With the goal of substantially consolidating the Atlantic segment, the Company commenced the restructuring of its Atlantic operations in the second quarter 2013. The restructuring includes personnel reductions in Houston and New Orleans as well as a relocation of Morgan City’s fabrication and marine activities to Altamira, Mexico, following the completion of Morgan City’s existing projects in backlog. Restructuring costs are expected to range between $45 million to $60 million and include severance, asset impairment and relocation expenses, and future Morgan City lease costs. Approximately $15.5 million of these restructuring costs were incurred during the 2013 second quarter, and the majority is expected to be recognized over the next four quarters.

The Company is employing a multi-faceted approach to improve overall bidding and execution. First, the Company has accelerated its ongoing initiative to overhaul the leadership of its project delivery teams by hiring experienced project leaders and project-focused control and risk management personnel from outside McDermott. Second, the Company has initiated project-level incentive plans that more directly align individual compensation with project performance. Third, the Company is reevaluating risk identification and mitigation coverage to better acknowledge the Company’s inherent risks when bidding.
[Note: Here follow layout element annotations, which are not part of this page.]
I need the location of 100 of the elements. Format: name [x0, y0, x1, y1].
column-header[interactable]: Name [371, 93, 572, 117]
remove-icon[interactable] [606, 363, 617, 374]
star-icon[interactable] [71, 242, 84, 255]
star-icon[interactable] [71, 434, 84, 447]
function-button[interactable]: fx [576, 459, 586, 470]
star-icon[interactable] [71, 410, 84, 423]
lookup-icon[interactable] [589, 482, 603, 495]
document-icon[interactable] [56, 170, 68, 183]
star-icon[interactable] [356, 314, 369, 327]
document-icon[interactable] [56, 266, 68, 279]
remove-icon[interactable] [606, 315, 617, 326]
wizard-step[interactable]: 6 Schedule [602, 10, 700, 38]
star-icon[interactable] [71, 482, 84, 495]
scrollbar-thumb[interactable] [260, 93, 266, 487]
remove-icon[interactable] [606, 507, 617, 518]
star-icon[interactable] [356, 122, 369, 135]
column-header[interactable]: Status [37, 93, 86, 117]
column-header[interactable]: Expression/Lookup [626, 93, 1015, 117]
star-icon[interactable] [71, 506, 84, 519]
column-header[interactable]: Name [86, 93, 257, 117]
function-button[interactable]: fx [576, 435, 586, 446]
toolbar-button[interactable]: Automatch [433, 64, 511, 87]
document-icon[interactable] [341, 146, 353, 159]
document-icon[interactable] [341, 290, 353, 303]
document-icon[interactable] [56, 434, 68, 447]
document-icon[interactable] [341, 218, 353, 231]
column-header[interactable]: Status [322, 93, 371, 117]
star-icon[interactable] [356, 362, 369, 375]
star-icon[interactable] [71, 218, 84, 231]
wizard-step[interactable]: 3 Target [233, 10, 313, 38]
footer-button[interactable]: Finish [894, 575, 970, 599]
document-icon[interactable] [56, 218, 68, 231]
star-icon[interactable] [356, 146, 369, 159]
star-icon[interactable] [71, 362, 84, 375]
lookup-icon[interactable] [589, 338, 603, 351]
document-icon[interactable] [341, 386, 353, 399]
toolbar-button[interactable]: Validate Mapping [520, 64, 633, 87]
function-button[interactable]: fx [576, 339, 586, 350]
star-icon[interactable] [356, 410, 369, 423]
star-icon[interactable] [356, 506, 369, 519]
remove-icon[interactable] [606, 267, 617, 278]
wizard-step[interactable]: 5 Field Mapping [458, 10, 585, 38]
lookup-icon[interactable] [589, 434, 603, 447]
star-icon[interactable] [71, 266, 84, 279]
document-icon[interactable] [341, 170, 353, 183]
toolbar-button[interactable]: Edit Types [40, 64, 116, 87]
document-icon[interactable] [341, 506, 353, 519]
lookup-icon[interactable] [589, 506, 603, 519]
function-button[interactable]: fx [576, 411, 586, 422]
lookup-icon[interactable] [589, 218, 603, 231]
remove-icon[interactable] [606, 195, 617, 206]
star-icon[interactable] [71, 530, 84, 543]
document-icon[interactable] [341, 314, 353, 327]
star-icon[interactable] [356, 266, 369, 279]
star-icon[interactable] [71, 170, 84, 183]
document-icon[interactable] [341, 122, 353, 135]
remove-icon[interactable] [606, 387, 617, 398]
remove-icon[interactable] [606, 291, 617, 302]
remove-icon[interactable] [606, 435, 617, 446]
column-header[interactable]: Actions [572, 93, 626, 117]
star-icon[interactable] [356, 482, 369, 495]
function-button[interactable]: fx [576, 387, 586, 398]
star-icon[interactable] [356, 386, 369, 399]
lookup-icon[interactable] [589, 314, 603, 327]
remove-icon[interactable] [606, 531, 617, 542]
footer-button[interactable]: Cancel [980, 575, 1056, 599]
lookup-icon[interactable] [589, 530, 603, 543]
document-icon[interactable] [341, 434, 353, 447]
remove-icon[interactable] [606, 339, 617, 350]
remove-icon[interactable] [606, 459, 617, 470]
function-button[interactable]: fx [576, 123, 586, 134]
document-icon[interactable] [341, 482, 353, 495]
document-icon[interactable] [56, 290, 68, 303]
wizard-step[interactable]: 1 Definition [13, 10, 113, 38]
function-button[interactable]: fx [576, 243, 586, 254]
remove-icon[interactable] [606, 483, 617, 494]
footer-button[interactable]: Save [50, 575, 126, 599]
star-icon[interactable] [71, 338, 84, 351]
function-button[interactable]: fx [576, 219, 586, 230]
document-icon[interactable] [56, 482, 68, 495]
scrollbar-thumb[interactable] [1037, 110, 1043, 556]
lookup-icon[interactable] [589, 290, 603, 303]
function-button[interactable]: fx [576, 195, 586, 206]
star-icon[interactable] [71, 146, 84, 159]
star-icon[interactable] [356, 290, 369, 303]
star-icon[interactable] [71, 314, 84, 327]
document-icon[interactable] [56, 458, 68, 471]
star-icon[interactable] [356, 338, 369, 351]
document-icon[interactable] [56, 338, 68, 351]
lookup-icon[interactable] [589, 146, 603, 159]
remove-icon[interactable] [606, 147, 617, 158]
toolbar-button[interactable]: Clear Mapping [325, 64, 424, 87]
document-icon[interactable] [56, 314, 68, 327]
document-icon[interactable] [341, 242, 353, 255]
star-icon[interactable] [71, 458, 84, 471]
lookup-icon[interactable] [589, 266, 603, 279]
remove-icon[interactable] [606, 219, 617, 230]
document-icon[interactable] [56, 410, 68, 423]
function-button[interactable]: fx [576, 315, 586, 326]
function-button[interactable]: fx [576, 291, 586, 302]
In order to improve the Company’s project bidding and execution capabilities in its newer subsea end-market, the Company has established a separate subsea division, led by a seasoned industry team recruited primarily from outside McDermott. The team is to have oversight responsibility for the Company’s subsea assets and existing subsea-related projects and to assist the Company in identifying, mitigating and pricing project execution risks. While this division is still maturing, the Company believes it to be a source of future profitable growth and an area in which McDermott can solidify a meaningful market presence.

McDermott is refocusing on geographic markets in which it has the scale, expertise and relationships to secure a competitive advantage. In the 2013 second quarter, the Company launched a geographic market focus initiative intended to discontinue bidding activities where it cannot forecast sufficiently attractive return potential. Initially, the Company has decided to exit the Morgan City facility and a joint venture, and it plans to continue its review of target markets.

At June 30, 2013, the Company’s backlog was approximately $5.1 billion, compared to $5.3 billion at March 31, 2013. Of the June 30, 2013 backlog, approximately $375.1 million was derived from three projects that are currently in a loss position, of which 98 percent relate to the project in the Asia Pacific segment and a five-year charter in Brazil. In addition, the backlog includes approximately $211.9 million for one project under deferred profit recognition.

As of June 30, 2013, McDermott reported total assets of approximately $3.2 billion. Included in this amount was $473.2 million of cash and cash equivalents, restricted cash and investments. Net working capital, calculated as current assets less current liabilities, was $349.8 million. In addition, total equity was $1.8 billion, or approximately 55% of total assets, with total debt of $95.6 million.